Bahkan jika masalahnya adalah tidak punya bisnis, tetap saja bisa menghasilkan ide bisnis: yakni menjadi motivator bisnis!

Jadi, di setiap masalah selalu tersimpan potensi bisnis.

Bagi pengusaha: masalah dirinya dan orang lain adalah peluang bisnis.
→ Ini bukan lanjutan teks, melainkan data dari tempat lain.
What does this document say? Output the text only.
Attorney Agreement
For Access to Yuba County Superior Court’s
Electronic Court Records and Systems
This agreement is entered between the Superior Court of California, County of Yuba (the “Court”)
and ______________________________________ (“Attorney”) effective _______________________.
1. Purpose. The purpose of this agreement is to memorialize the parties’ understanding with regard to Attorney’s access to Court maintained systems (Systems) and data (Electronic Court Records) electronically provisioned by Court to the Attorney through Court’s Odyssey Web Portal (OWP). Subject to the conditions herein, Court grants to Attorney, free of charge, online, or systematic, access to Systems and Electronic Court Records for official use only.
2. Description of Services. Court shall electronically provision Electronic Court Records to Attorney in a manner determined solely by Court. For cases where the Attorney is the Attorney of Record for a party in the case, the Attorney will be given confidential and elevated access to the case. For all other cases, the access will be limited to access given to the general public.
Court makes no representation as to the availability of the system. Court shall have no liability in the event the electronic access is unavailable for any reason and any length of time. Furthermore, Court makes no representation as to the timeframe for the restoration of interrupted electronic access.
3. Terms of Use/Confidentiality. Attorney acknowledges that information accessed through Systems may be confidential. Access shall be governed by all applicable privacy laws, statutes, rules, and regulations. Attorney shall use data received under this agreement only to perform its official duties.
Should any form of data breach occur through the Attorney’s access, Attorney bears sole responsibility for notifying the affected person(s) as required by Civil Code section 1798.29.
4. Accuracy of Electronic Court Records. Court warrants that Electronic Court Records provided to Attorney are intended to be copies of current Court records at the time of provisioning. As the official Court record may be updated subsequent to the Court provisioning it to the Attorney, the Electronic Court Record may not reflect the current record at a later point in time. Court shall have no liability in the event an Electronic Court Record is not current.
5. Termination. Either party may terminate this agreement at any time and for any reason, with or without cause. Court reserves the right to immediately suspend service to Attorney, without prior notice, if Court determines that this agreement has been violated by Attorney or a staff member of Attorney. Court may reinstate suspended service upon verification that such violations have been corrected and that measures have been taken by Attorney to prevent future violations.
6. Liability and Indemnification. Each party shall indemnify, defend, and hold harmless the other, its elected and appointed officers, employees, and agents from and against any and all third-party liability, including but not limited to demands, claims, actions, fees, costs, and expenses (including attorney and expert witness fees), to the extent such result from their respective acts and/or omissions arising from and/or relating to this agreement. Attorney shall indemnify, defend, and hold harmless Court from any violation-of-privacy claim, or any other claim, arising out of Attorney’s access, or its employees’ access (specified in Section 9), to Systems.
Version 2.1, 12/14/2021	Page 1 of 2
Maka, lihatlah masalah sebagai peluang, bukan sekadar masalah yang memusingkan kepala.

foto: Instagram/Nukman

Related posts

6 Thoughts to “Mencintai Masalah”

  1. Banyak kasus, masalah justru jadi titik tolak motivasi untuk jadi lebih baik ya Pak, paling gampang ya “kepepetisme”, justru potensi2 kita muncul dalam kondisi yang demikian.

    Salam sukses Pak 🙂

  2. aning

    masalah adl peluang bisnis, masalah adl ujian kenaikan tingkat, masalah adl bumbu yg menyedapkan hidup. dan mengatasi masalah tanpa masalah y ke Pegadaian, hehehe…nice posting, Pak

  3. Masalah adalah ujian untuk naik kelas 🙂
    thanks postingnya om.

  4. salam.
    Betul banget om.
    Jika tidak masalah maka berakhirlah kehidupan atau hidup akan jalan di tempat/tak ada perubahan.
    Tapi yang lebih penting adalah mengenal maslah itu dengan baik, sehingga menjadi sumber perubahan.
    salam.

  5. sebuah masalah bisa dijadikan loncatan kesuksesan.
    namun bisa jga sebaliknya ya Pak.
    Mungkin tergantung orangnya juga Pak.